Alexander Godulla, Professor of Empirical Communication and Media Research, Universität Leipzig

Nach Einschätzung von Betroffenen-Beraterin Claudia Otte ist es tatsächlich so dass, sobald es Bilder einer Person im Internet gibt, ein wirklich effektiver Schutz vor Deepfakes nicht möglich ist. Hilflos sei man aber nicht: "HateAid kann zum Beispiel mit psychosozialer Beratung unterstützen. Man kann solche Vorfälle auch bei der Plattform melden oder mit anwaltlicher Unterstützung rechtlich dagegen vorgehen." Präventiv sehe sie gesellschaftliche Resilienz und Medienkompetenz als wirksame Mittel. "Wir müssen Desinformation und Deepfakes benennen und erkennen, um effektiv dagegen vorgehen zu können." 

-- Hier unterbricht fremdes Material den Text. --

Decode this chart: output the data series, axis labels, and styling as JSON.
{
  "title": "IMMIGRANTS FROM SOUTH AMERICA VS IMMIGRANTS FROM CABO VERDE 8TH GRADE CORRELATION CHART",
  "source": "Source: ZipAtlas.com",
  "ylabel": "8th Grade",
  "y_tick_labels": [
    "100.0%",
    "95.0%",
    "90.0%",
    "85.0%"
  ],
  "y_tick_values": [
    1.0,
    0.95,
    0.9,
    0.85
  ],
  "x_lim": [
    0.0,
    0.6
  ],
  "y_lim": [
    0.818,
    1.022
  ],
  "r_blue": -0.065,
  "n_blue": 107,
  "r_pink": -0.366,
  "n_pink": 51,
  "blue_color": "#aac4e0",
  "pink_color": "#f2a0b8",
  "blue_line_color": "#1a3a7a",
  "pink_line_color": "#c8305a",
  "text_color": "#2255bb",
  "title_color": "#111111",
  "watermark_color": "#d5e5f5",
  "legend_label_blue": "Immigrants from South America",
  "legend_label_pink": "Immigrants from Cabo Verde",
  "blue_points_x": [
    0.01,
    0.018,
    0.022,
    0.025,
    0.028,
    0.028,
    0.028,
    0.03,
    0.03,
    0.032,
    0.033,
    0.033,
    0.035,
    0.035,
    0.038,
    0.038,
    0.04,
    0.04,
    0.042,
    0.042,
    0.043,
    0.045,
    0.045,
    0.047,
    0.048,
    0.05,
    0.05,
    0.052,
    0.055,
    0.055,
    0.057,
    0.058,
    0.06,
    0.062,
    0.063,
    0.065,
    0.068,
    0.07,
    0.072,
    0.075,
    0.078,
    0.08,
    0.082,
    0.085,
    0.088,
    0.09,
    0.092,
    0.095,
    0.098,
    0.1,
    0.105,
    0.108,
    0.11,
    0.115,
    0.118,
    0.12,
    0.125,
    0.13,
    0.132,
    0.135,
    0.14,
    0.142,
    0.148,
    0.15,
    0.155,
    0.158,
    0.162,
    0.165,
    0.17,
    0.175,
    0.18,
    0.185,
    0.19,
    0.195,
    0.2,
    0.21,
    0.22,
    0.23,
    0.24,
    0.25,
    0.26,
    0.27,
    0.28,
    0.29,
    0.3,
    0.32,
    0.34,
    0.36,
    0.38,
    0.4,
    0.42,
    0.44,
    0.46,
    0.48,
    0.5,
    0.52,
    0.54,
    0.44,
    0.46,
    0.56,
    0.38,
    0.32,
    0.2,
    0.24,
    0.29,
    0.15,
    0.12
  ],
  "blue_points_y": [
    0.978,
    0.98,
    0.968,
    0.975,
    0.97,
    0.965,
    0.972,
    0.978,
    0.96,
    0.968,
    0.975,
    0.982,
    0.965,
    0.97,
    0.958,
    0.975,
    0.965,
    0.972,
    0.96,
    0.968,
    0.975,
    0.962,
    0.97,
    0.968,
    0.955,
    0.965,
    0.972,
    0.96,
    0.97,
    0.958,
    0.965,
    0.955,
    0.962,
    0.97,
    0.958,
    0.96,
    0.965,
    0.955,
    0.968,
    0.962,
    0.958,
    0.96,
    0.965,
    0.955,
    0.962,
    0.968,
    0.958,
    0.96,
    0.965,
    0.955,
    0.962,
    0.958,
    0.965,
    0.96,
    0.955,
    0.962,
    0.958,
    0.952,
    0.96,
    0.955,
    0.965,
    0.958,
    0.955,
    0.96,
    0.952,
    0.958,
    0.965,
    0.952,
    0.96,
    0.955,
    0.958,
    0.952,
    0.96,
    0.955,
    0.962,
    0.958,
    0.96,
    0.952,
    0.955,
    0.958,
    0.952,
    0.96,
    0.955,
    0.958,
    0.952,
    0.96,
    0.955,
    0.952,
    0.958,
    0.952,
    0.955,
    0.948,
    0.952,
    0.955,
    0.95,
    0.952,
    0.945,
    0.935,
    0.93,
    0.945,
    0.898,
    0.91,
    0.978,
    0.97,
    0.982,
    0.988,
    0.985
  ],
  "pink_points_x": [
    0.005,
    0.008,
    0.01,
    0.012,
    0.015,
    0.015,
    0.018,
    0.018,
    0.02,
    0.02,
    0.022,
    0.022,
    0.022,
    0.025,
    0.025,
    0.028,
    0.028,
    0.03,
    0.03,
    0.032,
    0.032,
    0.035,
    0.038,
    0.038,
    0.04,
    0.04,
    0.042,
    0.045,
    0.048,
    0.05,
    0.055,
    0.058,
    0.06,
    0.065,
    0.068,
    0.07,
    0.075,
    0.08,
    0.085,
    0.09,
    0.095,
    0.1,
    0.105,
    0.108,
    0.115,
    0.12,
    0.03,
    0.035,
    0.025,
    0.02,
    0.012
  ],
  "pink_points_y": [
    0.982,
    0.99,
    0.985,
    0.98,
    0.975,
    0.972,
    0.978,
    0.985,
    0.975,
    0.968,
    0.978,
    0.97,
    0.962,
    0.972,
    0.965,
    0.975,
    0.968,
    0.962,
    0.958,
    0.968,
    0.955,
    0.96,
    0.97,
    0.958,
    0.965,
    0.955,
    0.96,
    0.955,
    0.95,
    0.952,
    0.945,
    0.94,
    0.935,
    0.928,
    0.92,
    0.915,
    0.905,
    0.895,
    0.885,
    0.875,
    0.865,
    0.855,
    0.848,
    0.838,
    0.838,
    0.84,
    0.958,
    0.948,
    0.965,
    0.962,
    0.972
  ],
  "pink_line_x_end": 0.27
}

Die Polizei NRW rät in ihren Deepfake-Präventionshinweisen zu einer gesteigerten kritischen Bewertung von digitalen Inhalten. Sei man selbst betroffen, so gelte es, nicht übereilt zu reagieren – beispielsweise mit Geldzahlungen. Es wird zur Beweismittelsicherung geraten: "Erstellen Sie im Falle einer Sie betreffenden Veröffentlichung von den Inhalten einen oder mehrere aussagekräfte Bildschirmdrucke ('Screenshots'). Achten Sie darauf, dass Datum und Uhrzeit erkennbar sind." Gebe es einen Nutzer- oder Account-Namen einer tatverdächtigen Person, so solle man auch dies dokumentieren. Der nächste Schritt sei die Meldung beim Internetportal, wo der Deepfake verbreitet worden sei. Bei einer strafbaren Handlung sollte auch direkt die Polizei informiert werden. Auf dem "Opferschutzportal NRW" seien zudem Hilfsangebote der Beratungsstellen aufgeführt. 

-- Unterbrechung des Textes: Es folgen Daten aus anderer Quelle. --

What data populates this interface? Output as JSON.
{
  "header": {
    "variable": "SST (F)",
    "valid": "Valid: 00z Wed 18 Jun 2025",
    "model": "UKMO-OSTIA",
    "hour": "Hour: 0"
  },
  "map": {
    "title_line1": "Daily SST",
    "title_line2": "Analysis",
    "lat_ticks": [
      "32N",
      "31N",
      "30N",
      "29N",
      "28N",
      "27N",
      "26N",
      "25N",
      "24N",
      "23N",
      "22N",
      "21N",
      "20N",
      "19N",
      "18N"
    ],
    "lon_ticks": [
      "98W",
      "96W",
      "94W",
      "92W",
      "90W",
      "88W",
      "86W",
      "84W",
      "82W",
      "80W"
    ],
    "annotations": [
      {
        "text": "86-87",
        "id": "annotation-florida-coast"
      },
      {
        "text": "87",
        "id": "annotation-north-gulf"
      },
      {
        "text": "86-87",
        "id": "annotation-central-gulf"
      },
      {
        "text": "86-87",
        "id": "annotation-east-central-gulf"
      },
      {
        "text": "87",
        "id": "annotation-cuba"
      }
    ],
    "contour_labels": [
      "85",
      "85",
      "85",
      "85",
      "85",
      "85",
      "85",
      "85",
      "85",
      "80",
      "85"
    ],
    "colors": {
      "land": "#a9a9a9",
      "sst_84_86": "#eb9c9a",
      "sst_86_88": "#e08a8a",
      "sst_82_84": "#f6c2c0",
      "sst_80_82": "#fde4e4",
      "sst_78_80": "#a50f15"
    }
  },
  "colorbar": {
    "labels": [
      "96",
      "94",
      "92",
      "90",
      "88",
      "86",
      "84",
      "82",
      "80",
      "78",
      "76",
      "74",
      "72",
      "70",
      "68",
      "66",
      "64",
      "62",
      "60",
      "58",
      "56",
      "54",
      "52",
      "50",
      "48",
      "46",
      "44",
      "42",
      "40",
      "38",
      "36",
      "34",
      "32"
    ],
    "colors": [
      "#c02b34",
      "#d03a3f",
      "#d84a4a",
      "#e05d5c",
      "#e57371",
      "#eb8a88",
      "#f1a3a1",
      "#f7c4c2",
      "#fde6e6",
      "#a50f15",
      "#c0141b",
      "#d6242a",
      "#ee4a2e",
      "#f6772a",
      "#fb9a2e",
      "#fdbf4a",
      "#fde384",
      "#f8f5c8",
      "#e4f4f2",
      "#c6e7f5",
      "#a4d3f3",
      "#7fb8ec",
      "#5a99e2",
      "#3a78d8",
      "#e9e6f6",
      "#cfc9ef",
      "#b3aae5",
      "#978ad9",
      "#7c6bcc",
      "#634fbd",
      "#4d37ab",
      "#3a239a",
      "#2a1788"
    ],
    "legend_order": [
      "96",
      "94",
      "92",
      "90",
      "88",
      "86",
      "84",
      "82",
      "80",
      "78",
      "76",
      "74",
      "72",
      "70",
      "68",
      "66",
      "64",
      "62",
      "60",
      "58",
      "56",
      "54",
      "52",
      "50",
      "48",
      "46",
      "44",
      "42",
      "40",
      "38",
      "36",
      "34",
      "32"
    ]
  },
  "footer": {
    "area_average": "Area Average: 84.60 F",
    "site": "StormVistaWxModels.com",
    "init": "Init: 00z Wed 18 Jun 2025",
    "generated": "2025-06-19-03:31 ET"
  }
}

Chancen und positiver Einsatz von Deepfake-Technologien 

Dass Deepfakes mehr als nur Risiko und Desinformation sein können, zeigt die Fraunhofer ISI-Studie in ihren Analysen und Einschätzungen zu den potenziellen positiven Aspekten: "Chancen von Deepfakes ergeben sich auf Basis dieser Analyse vor allem in den Bereichen Unterhaltung, Bildung sowie Werbung und kommerzielle Nutzung", heißt es zusammenfassend. Der Rückgriff auf Deepfake-Technologien in diesen Bereichen könne neue Unterhaltungsangebote schaffen, Fankultur unterstützen und damit auch die Kundenbindung stärken, Kosten- und Zeiteinsparungen bewirken, neue satirische Unterhaltungsangebote schaffen, Schutz von Minderheiten und Identitäten ermöglichen, zur Verbesserung von Bildungsangeboten genutzt werden und zur Steigerung der Lernmotivation führen oder zur Stärkung der Medienkompetenz beitragen. 

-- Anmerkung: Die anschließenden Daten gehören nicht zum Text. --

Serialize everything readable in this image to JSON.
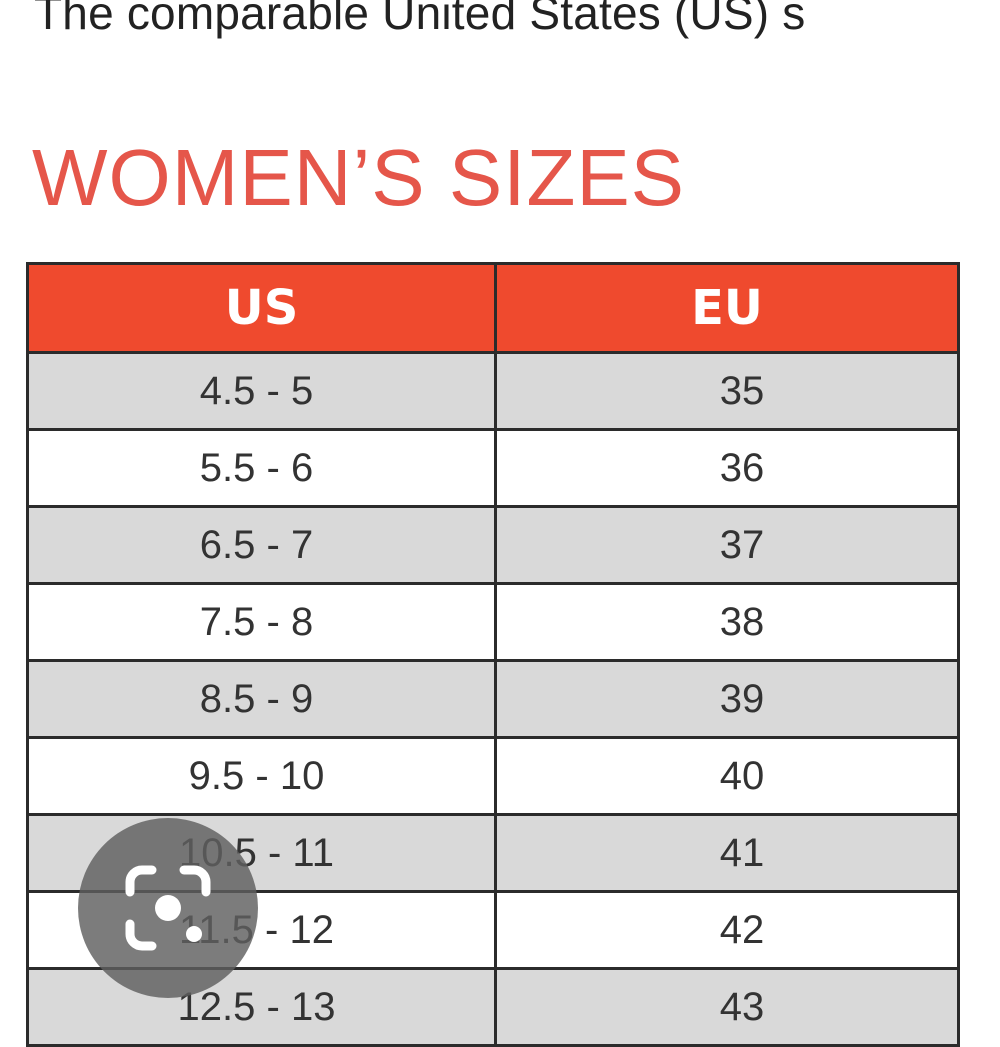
{
  "intro": {
    "text": "The comparable United States (US) s"
  },
  "heading": "WOMEN’S SIZES",
  "table": {
    "headers": [
      "US",
      "EU"
    ],
    "rows": [
      {
        "us": "4.5 - 5",
        "eu": "35"
      },
      {
        "us": "5.5 - 6",
        "eu": "36"
      },
      {
        "us": "6.5 - 7",
        "eu": "37"
      },
      {
        "us": "7.5 - 8",
        "eu": "38"
      },
      {
        "us": "8.5 - 9",
        "eu": "39"
      },
      {
        "us": "9.5 - 10",
        "eu": "40"
      },
      {
        "us": "10.5 - 11",
        "eu": "41"
      },
      {
        "us": "11.5 - 12",
        "eu": "42"
      },
      {
        "us": "12.5 - 13",
        "eu": "43"
      }
    ]
  },
  "colors": {
    "heading": "#e5564a",
    "header_bg": "#ef4a2e",
    "shaded_row": "#d9d9d9",
    "border": "#2b2b2b"
  },
  "overlay": {
    "icon": "lens-search-icon"
  }
}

Deepfake-Experte Godulla führt auf Anfrage von "Forschung & Lehre" ganz konkrete positive Anwendungsfälle für Forschende auf: "Die Chancen durch legale Deepfakes sind für Forschende groß. Beispielsweise kann man schon jetzt ohne großen Aufwand Deepfakes von sich selbst herstellen, in denen man mit der eigenen Stimme Sprachen spricht, die man eigentlich gar nicht beherrscht. Dies eröffnet neue Möglichkeiten in der interkulturellen Kommunikation und wird in absehbarer Zeit auch für Vorträge in Echtzeit möglich sein." Auch in der Lehre ließen sich Deepfakes einsetzen, etwa in Lehrvideos, in denen man selbst als Avatar digital auftreten könne: "Dieser Avatar kann dann von mir geschriebene Texte vortragen, die ich sonst mühsam vor einer Kamera hätte einsprechen müssen."